もしかして、こういう話は楽しくないのかな?不真面目で、困ってるのかな?
そう思って、以前聞いてみた事がある。
『アハハ…そんな事ないよ。私はした事がないから、珍しいだけ。むしろ、もっとお話ししておくれ。』
だから、私から話す事は多いんだけど…隊長さんは、あまりしてくれない。彼は、どうだったのかな?
「う~ん、私は飛び級だったからね。幼い頃は受験勉強と習い事で、15歳から大学生だったし。論文発表の準備が、忙しかった記憶しかなくって。だから、夏休みの宿題って、不思議な感じなんだよね。」
「え?ルーマニアの学生は、夏休みの宿題がないのか?いいな~。」
初めて聞いたな。夏休みって、楽しみだけど宿題は、どっさりあるし。
「欧米圏は、宿題ないよ。あと、日本の夏休みは短いね。ルーマニアは、6月半ばから3か月間休みだよ。日本の学生さんは、忙しいなぁ…って、思ってた。」
「うぅ~、ますます羨ましい。日本の学校は、子供に厳し過ぎないか?」
「ヌーヌー。」
机に顎を乗せて、頬を膨らませる私をジョンが撫でてくれる。
でも、それは『普通の』学生だったらの話だ。
幼い頃からIQがよくて、飛び級で大学受験を控えていた隊長には、当てはまらない。
隊長は、どう思っていたのだろう。
「ん…小さい頃から、吸対に入るって決めてたから。必要な事だって教えられてきたし、いつだって、ジョンが傍にいてくれた。元々、勉強は好きだったよ…だから、別に…。」
そこまで言った所で、外から子供達の歓声が聞こえてきた。
浮き輪や着替えを持った、麦わら帽の子供達が駆けていく。
これから、プールか川で泳ぐ気なんだろうな…目の合った子供の一人が、こちらに手を振って来た。

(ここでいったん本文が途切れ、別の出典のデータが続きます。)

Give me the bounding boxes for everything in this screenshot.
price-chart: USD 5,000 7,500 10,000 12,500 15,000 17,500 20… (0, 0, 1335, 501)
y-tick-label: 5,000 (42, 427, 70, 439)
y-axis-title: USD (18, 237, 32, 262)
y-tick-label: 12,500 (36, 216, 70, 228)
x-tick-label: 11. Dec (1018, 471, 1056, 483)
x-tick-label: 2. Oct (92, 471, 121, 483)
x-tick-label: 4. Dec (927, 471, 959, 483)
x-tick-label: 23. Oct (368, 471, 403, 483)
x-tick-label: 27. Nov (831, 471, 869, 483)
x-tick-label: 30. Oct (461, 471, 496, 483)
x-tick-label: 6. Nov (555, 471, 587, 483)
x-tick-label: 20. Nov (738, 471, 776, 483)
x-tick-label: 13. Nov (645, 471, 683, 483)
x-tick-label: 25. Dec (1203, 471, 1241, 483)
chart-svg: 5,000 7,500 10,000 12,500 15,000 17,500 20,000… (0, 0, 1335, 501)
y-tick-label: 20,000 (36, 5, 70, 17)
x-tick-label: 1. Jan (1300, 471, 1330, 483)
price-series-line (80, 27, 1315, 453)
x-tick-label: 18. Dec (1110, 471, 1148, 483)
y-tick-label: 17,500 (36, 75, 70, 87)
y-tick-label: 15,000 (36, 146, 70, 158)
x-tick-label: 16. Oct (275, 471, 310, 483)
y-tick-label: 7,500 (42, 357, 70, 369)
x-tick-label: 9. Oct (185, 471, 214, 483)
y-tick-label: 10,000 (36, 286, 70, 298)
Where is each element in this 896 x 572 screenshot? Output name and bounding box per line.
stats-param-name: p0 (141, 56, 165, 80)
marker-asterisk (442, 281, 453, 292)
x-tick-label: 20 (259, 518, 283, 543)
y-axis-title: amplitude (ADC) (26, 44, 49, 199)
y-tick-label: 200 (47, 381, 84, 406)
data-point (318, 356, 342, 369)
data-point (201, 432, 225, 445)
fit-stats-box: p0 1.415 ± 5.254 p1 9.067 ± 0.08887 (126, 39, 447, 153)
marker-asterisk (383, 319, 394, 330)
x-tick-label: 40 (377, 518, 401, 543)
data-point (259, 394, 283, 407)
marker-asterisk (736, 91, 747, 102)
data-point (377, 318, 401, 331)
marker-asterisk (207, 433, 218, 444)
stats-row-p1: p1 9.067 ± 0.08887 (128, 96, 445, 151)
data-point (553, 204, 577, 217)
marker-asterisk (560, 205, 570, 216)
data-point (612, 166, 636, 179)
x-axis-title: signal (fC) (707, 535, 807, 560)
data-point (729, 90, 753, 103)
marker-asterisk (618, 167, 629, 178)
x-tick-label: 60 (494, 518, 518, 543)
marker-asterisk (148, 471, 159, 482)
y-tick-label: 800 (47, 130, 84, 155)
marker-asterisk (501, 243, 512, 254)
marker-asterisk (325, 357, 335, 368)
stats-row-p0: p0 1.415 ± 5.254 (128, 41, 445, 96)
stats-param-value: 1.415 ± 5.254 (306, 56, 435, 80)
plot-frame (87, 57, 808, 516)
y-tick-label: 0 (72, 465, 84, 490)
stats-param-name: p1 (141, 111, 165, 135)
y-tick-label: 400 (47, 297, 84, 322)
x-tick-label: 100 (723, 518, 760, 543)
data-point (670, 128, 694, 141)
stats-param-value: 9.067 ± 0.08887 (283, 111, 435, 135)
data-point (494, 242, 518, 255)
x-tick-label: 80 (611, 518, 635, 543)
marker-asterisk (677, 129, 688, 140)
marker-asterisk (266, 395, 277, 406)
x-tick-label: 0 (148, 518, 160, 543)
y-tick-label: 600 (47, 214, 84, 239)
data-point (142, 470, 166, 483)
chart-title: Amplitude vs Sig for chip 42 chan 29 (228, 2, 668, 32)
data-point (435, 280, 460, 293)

勿論、私も手を振り返す。向かいに座っている貴方も、その子に手を振り返していた。
「…望み通り、吸対に入ったんだ。今も、満足しているとも。」
その言葉は、とても寂しく聞こえた。
貴方だって、本当は子供の頃…
「なぁ…隊長さん。明日、非番だよな?」
宿題も終わったし、お礼も兼ねて一緒に…
「ん…?何だね?」
何を言ってるんだ、私は。高校生にそんな事されたら、迷惑に決まってるじゃないか。
「…何でもない。よし、出来たぞ!隊長さんのおかげで、最終日はゆっくり出来そうだ。」
こんなの私の我儘だ。会えないと思っていた、初恋の人にこうして貰えるだけで、満足しなきゃ…
一緒に、川に泳ぎに行かないか?
涼しくって、魚も釣れて、ゆっくり出来る場所を知ってるんだ。
貴方とジョンと一緒に、夏の最後の思い出を作りたい…な。